Menghindari Sakit Hati Karena Cinta
Oleh: Ustd. Nur Aisah, S.Si
Menikahi yang dicintai itu adalah harapan, tetapi mencintai yang dinikahi itu adalah kewajiban (Ust. Adi Hidayat).
Pernikahan merupakan proses sakral dalam suatu hubungan. Bukan sekadar tentang rasa cinta, tetapi tujuan utama pernikahan adalah niat untuk beribadah. Sebagaimana sering kali dikatakan bahwa pernikahan adalah ibadah terlama sepanjang hayat.
Seorang istri berbakti pada suaminya dengan niat untuk beribadah. Suami pun berkasih sayang terhadap istri diniatkan mengharap rida Allah. Semua gerak dan aktivitas diniatkan untuk ibadah sesuai yang telah disyariatkan.
Namun demikian, dalam melaksanakan ibadah rumah tangga Allah tidak selalu memberi jalan yang mulus. Setiap liku dan rintangan yang Allah takdirkan agar hambaNya dapat merasakan besarnya pengorbanan, ikhtiar, dan ketulusan cinta dalam rumah tangga yang mereka bina.

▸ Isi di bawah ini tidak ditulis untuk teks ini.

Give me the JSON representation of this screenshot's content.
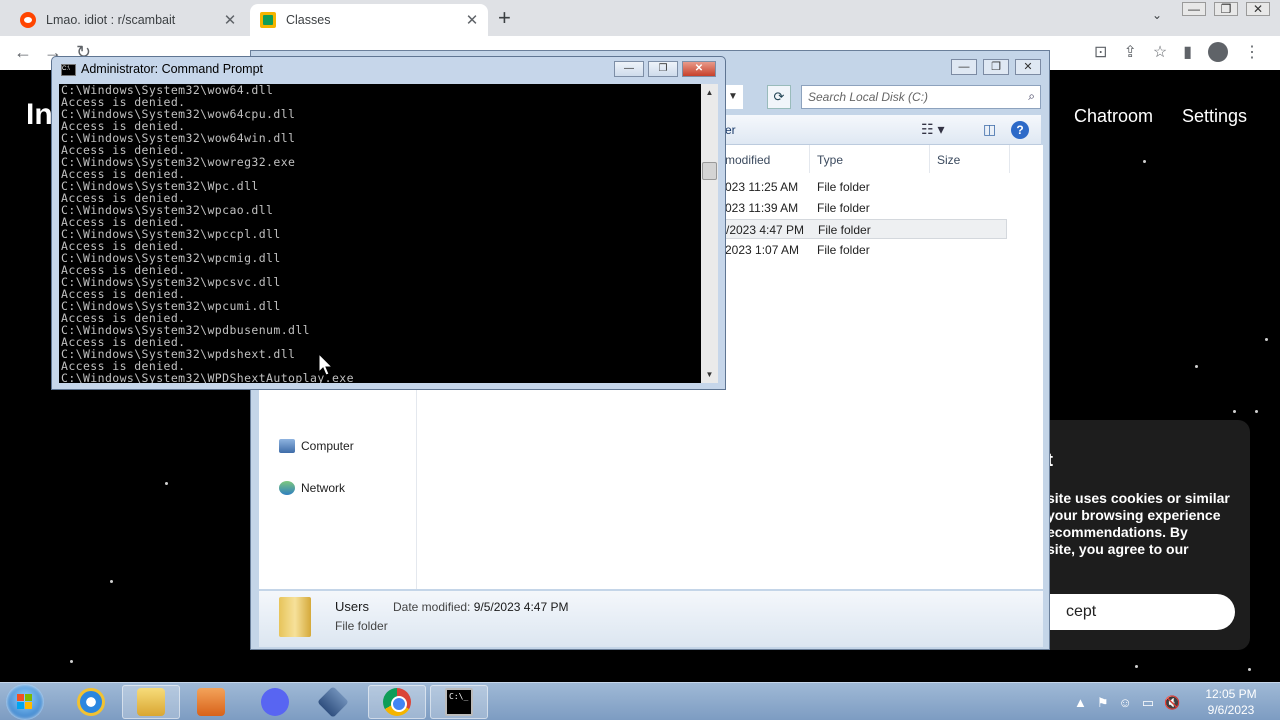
{
  "browser": {
    "tabs": [
      {
        "title": "Lmao. idiot : r/scambait",
        "close": "✕"
      },
      {
        "title": "Classes",
        "close": "✕"
      }
    ],
    "new_tab": "+",
    "tab_search": "⌄",
    "window_controls": {
      "minimize": "—",
      "maximize": "❐",
      "close": "✕"
    },
    "toolbar": {
      "back": "←",
      "forward": "→",
      "reload": "↻"
    }
  },
  "page": {
    "logo": "In",
    "nav": [
      "Chatroom",
      "Settings"
    ],
    "cookie": {
      "title": "t",
      "body": "site uses cookies or similar\nyour browsing experience\necommendations. By\nsite, you agree to our",
      "accept": "cept"
    }
  },
  "explorer": {
    "controls": {
      "minimize": "—",
      "maximize": "❐",
      "close": "✕"
    },
    "address_dropdown": "▼",
    "refresh": "⟳",
    "search_placeholder": "Search Local Disk (C:)",
    "cmdbar_text": "er",
    "columns": [
      "modified",
      "Type",
      "Size"
    ],
    "rows": [
      {
        "date": "023 11:25 AM",
        "type": "File folder"
      },
      {
        "date": "023 11:39 AM",
        "type": "File folder"
      },
      {
        "date": "/2023 4:47 PM",
        "type": "File folder"
      },
      {
        "date": "2023 1:07 AM",
        "type": "File folder"
      }
    ],
    "nav_items": [
      "Computer",
      "Network"
    ],
    "details": {
      "name": "Users",
      "date_label": "Date modified:",
      "date_value": "9/5/2023 4:47 PM",
      "type": "File folder"
    },
    "help": "?"
  },
  "cmd": {
    "title": "Administrator: Command Prompt",
    "icon_text": "C:\\",
    "controls": {
      "minimize": "—",
      "maximize": "❐",
      "close": "✕"
    },
    "lines": [
      "C:\\Windows\\System32\\wow64.dll",
      "Access is denied.",
      "C:\\Windows\\System32\\wow64cpu.dll",
      "Access is denied.",
      "C:\\Windows\\System32\\wow64win.dll",
      "Access is denied.",
      "C:\\Windows\\System32\\wowreg32.exe",
      "Access is denied.",
      "C:\\Windows\\System32\\Wpc.dll",
      "Access is denied.",
      "C:\\Windows\\System32\\wpcao.dll",
      "Access is denied.",
      "C:\\Windows\\System32\\wpccpl.dll",
      "Access is denied.",
      "C:\\Windows\\System32\\wpcmig.dll",
      "Access is denied.",
      "C:\\Windows\\System32\\wpcsvc.dll",
      "Access is denied.",
      "C:\\Windows\\System32\\wpcumi.dll",
      "Access is denied.",
      "C:\\Windows\\System32\\wpdbusenum.dll",
      "Access is denied.",
      "C:\\Windows\\System32\\wpdshext.dll",
      "Access is denied.",
      "C:\\Windows\\System32\\WPDShextAutoplay.exe"
    ]
  },
  "taskbar": {
    "cmd_icon_text": "C:\\_",
    "tray": [
      "▲",
      "⚑",
      "☺",
      "▭",
      "🔇"
    ],
    "time": "12:05 PM",
    "date": "9/6/2023"
  }
}
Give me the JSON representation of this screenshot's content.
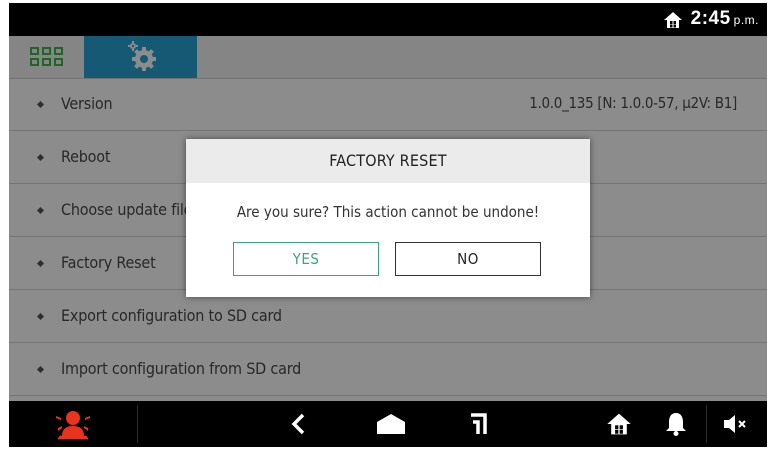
{
  "status_bar": {
    "time": "2:45",
    "ampm": "p.m.",
    "home_icon": "home-icon"
  },
  "tabs": [
    {
      "name": "apps-grid",
      "icon": "grid-icon",
      "active": false
    },
    {
      "name": "settings",
      "icon": "gear-icon",
      "active": true
    }
  ],
  "settings_list": [
    {
      "label": "Version",
      "value": "1.0.0_135 [N: 1.0.0-57, μ2V: B1]"
    },
    {
      "label": "Reboot"
    },
    {
      "label": "Choose update file"
    },
    {
      "label": "Factory Reset"
    },
    {
      "label": "Export configuration to SD card"
    },
    {
      "label": "Import configuration from SD card"
    }
  ],
  "dialog": {
    "title": "FACTORY RESET",
    "message": "Are you sure? This action cannot be undone!",
    "yes_label": "YES",
    "no_label": "NO"
  },
  "nav_bar": {
    "icons": [
      "alarm-icon",
      "back-icon",
      "home-icon",
      "recent-icon",
      "house-icon",
      "bell-icon",
      "mute-icon"
    ]
  },
  "colors": {
    "accent_blue": "#29a3d6",
    "grid_green": "#3cb44a",
    "yes_green": "#3aa57a",
    "alarm_red": "#e8341c"
  }
}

Ada sebagian keluarga yang Allah hadirkan orang ketiga dalam pernikahannya, semata untuk menguji keimanan. Selalu ada hikmah dari semua yang telah ditakdirkan.
Jika pernikahan diniatkan sebagai ibadah, tidak peduli seberapa lama masanya niscaya iman tetap jadi pondasinya. Apabila ujian datang maka syariat tetap hal utama yang dipertimbangkan. Jika demikian, cinta dalam rumah tangga karena jalinan pernikahan sungguh mendamaikan.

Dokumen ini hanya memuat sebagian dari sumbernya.